Do you like shooting yourself into your foot? Of course the answer is likely "no!" but some people seem to like it... I can't explain why else someone would use "CDNs" for their scripts or stylesheets on the internet....

Here's my list of top reasons why you never, ever should use CDNs in your websites!

1.: It adds a level of dependency to your application/site. There is a number of reasons why you would not want that. First and foremost, if your customers can access your site through HTTP(s) than you know exactly ONE thing: they can access YOUR site. Chances are high that they cannot access whatever CDN you are using. Sure chances may be higher that they cannot access your site over the CDNs but still: probabilities multiply.

2.: No matter how good the reputation of your CDN is... it might end up on some blocked list. Either DNS or IP... again, if your clients can access your site but not the CDN... it's YOUR site that will look broken!

3.: PRIVACY! For gots sake, look up the specs of the HTTP(s) protocol! Whenever a browser requests some external resource (i.e. script, stylesheet, image,...) it sends alog an "origin information" called "referer header" (misspelled yes, it's a known "bug" in the specs) - that has the full page URL! It also sends along all cookies that the target (CDN) host ever has set on the client! In short: Google (and others) know exactly when your users browse what part of your webpage... and most of the time they even know who that user is - "one user for all the Google" ring a bell? And yes, that includes HTTPS traffic! Information disclosure to the max!

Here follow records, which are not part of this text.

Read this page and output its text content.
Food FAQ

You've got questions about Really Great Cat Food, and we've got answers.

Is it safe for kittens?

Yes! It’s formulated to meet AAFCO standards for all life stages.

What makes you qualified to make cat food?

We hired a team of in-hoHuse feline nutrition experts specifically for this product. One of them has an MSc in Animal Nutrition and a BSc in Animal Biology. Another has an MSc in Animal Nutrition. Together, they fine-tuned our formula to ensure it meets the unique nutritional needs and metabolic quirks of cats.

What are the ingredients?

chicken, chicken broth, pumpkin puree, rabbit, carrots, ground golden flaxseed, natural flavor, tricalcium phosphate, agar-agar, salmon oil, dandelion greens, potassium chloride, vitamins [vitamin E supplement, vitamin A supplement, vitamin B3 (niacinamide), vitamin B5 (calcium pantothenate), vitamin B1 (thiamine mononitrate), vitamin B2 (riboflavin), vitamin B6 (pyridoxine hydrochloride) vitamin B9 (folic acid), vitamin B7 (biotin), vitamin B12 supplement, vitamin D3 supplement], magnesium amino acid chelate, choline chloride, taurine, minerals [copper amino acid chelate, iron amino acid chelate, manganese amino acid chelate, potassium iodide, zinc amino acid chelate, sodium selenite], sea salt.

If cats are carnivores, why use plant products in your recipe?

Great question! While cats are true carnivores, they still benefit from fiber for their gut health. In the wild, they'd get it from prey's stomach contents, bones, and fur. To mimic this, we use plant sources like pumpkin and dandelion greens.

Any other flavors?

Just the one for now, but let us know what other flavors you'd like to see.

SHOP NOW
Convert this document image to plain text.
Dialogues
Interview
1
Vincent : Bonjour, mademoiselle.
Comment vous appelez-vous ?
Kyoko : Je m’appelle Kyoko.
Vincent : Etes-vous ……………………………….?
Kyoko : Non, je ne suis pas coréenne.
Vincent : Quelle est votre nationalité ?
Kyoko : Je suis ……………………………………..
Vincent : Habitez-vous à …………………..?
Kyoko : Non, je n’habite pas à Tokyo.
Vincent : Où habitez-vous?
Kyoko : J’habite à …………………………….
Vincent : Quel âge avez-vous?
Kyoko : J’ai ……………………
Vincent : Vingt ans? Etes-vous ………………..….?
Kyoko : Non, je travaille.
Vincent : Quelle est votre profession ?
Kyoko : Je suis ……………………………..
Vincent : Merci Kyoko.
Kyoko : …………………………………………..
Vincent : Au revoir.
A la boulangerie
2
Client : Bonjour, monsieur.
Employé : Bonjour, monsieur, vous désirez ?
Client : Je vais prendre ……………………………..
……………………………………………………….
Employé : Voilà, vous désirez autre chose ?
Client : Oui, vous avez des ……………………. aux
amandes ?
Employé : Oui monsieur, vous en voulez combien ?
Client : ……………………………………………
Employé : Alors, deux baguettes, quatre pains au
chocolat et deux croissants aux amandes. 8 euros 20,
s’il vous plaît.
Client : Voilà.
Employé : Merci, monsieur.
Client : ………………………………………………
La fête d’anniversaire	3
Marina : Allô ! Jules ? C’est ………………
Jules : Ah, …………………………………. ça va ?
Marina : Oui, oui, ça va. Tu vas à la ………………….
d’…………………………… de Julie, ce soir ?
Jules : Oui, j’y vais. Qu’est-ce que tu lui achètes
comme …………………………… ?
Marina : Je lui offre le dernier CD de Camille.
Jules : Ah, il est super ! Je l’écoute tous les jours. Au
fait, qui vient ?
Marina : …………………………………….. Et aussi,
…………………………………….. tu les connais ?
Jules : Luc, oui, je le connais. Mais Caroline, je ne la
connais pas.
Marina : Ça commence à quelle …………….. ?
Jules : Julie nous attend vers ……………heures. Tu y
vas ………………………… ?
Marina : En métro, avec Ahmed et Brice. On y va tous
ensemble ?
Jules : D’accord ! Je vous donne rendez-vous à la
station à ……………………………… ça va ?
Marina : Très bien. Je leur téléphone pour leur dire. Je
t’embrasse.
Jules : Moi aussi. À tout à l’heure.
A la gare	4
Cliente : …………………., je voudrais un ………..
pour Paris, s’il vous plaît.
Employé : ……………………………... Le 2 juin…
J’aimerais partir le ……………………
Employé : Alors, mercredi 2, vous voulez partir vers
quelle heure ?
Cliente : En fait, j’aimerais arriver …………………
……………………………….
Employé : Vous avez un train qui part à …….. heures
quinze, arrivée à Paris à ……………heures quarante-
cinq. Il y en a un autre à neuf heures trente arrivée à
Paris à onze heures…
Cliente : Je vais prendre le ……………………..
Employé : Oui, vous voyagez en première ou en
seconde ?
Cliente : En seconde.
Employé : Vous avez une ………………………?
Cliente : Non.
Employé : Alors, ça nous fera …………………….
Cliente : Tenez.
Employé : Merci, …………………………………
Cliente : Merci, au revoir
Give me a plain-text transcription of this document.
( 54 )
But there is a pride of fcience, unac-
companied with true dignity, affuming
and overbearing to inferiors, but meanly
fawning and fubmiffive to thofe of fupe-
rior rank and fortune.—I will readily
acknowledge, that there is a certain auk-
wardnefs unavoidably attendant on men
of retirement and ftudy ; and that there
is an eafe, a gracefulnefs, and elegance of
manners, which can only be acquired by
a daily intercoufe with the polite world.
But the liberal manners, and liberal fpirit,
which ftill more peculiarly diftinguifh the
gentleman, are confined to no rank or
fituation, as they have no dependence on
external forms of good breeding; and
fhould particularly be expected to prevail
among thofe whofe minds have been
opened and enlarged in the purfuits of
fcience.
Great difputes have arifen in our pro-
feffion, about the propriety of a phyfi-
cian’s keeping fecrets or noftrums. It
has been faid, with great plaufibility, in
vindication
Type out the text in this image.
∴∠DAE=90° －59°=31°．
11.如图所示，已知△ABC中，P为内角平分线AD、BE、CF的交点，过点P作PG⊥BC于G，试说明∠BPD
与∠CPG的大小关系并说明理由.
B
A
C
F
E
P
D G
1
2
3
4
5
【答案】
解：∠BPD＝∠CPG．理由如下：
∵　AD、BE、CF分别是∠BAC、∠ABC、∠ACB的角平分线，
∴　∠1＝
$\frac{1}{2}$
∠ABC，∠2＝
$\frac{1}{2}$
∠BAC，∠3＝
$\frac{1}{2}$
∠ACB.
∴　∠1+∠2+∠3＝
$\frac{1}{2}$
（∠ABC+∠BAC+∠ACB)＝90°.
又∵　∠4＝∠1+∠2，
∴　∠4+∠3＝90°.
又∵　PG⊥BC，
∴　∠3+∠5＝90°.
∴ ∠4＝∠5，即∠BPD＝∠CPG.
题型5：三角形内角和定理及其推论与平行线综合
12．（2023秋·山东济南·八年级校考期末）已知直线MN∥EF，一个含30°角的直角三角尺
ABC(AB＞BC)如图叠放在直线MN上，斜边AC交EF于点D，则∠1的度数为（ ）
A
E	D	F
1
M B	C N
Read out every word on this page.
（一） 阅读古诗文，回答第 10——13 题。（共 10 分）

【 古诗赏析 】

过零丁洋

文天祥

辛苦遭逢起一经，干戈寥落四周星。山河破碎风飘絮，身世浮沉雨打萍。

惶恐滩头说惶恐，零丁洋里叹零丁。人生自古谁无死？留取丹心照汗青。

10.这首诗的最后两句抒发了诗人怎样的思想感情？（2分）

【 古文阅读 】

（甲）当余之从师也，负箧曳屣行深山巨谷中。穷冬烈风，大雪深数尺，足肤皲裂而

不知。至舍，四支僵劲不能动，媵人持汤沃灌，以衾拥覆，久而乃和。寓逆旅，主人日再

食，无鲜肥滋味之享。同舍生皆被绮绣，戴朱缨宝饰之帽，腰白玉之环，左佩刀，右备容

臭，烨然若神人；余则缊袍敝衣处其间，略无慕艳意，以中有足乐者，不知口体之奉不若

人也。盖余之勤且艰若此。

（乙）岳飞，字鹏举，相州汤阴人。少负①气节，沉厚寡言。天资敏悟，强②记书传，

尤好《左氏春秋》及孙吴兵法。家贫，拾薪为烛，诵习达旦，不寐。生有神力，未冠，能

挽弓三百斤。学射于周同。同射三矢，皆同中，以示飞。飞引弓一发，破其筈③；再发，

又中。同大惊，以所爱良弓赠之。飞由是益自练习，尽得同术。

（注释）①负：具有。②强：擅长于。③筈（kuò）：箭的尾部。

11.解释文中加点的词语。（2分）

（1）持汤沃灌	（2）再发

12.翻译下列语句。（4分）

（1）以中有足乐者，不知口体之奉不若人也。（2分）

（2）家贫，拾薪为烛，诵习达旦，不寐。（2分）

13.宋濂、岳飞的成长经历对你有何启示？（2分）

4.: It is "recommended by Google". Yeah. Because the folks at Google only have the best of your and your customers in mind and never ever would gain anything from it, right?

Why would anyone even want to do this? Because it's easy... and the CDN hosters "offer the good deed"... You can save a few kb in traffic on your site, yes... but at what cost?

Let's look at it from a different point of view: everybody and their grandmother is using jQuery by now... it's a decent library (even I have to admit that). But since everybody (almost) is using it from the CDN (the recommended way) Google now has a VERY nice way of tracking just about every browsing session that is out there. Am I the only one who's slightly creeped out by this?

Not that I'm into any conspiracy theory (other than loving movies about that subject) but it sure is starting to look like one. Please people: if YOUR site uses a library/stylesheet/image/whatever, HOST IT YOURSELF!
I'd like to see a feature added to browsers to just outright refuse loading any script/stylesheet/image that is referenced from a different domain/protocol and not send any referrer information for embedded media.

I'm looking for a way to get back control of my internet. Anybody know of plugins to get browsers to load well known content locally even if it's referenced with HTTPS?